Nate Meyvis

Really fast feedback is great

Feedback is great, fast feedback is better, and really fast feedback is disproportionately effective. Really fast feedback is so effective that it's often worth sacrificing on other dimensions (including, but not limited to, p50 response time) to give more feedback quickly.

By "effective" I mean effective on any relevant dimension: education, persuasion, deterrence, amusement, or whatever else. Obviously I can't prove this in general, but:

  1. I have abundant anecodotal evidence of this, both in giving and in receiving really fast feedback, in education and other domains.
  2. Patrick McKenzie says so: he jokes that he has a policy of paying contractors "net 30," but the "30" means 30 minutes.
  3. Researchers tell us (e.g., here) that not just the certainty but the speed of punishment is important to its deterrent effect.1
  4. It's a principle of software design: it matters a lot how quickly you tell the user the most important information.
  5. It's a principle of dog training: a lot of communication is possible as long as you do it in tenths of a second.2

Really fast feedback is, obviously, not always practical.

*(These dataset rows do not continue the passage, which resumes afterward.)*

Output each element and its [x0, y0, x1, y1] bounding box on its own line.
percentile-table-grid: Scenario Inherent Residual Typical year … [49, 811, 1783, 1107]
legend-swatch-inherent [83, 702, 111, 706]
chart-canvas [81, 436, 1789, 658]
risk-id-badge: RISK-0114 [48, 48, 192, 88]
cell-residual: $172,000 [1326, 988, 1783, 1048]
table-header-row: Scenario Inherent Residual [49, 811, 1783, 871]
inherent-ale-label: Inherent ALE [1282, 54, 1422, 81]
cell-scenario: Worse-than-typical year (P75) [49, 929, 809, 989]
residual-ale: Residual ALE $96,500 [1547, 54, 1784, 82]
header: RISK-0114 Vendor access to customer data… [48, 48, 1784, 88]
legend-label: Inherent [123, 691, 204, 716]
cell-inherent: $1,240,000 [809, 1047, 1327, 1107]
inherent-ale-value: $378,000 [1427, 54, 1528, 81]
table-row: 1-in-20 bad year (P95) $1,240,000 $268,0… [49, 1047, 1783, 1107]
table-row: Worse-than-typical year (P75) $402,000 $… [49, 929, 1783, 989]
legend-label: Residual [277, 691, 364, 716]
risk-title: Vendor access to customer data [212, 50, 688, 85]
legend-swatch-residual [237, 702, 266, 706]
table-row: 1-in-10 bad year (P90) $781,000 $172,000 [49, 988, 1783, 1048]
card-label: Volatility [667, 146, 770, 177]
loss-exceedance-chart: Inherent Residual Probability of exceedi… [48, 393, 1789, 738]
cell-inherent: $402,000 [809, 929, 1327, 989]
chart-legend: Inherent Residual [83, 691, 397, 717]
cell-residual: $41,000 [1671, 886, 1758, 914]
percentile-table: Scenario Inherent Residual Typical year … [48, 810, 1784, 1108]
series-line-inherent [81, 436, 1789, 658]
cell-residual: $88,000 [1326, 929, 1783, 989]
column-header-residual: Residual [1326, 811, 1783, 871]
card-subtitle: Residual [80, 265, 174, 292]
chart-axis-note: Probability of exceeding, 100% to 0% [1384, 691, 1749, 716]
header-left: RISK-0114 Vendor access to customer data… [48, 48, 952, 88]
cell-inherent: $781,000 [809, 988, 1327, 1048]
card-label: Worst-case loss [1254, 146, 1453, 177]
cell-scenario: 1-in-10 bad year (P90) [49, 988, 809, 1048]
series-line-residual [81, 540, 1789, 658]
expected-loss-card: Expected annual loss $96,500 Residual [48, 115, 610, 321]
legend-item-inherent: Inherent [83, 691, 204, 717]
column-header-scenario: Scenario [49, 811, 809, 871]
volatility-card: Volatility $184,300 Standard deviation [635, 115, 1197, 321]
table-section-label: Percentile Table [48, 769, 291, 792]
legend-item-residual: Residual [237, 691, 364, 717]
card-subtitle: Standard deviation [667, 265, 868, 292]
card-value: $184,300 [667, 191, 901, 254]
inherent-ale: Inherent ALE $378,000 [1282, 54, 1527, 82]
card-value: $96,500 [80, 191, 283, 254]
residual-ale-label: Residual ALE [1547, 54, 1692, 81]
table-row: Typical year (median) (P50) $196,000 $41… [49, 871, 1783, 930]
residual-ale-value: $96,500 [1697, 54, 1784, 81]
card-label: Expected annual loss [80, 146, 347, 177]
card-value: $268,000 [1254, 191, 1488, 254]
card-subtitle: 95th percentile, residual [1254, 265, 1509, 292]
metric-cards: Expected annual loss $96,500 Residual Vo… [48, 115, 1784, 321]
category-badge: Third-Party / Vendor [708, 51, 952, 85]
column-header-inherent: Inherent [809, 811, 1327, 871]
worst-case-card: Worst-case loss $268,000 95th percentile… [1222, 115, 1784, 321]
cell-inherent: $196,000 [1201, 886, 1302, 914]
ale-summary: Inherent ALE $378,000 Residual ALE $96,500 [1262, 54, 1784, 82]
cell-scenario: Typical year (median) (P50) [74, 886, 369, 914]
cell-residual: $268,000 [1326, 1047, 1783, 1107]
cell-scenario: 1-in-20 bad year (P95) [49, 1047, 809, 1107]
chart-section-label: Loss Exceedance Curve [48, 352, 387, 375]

Sometimes you need to guard your attention in a way that precludes it. Sometimes you don't want the feedback to be effective in the relevant sense. But often we do want this and can get it pretty cheaply--e.g., by tackling some tasks LIFO instead of FIFO when they include an element of giving feedback. If you want to keep contractors happy, paying them immediately (instead of paying them, say, 5% more) can be both cheaper for you and better for them. Many other such efficiencies are possible.


  1. Some caveats: I can't find some of the citations I have in mind, and from what I know it's a complicated literature.

  2. Human children too, but it's more complicated and you don't always need to operate at the tenths-of-a-second scale.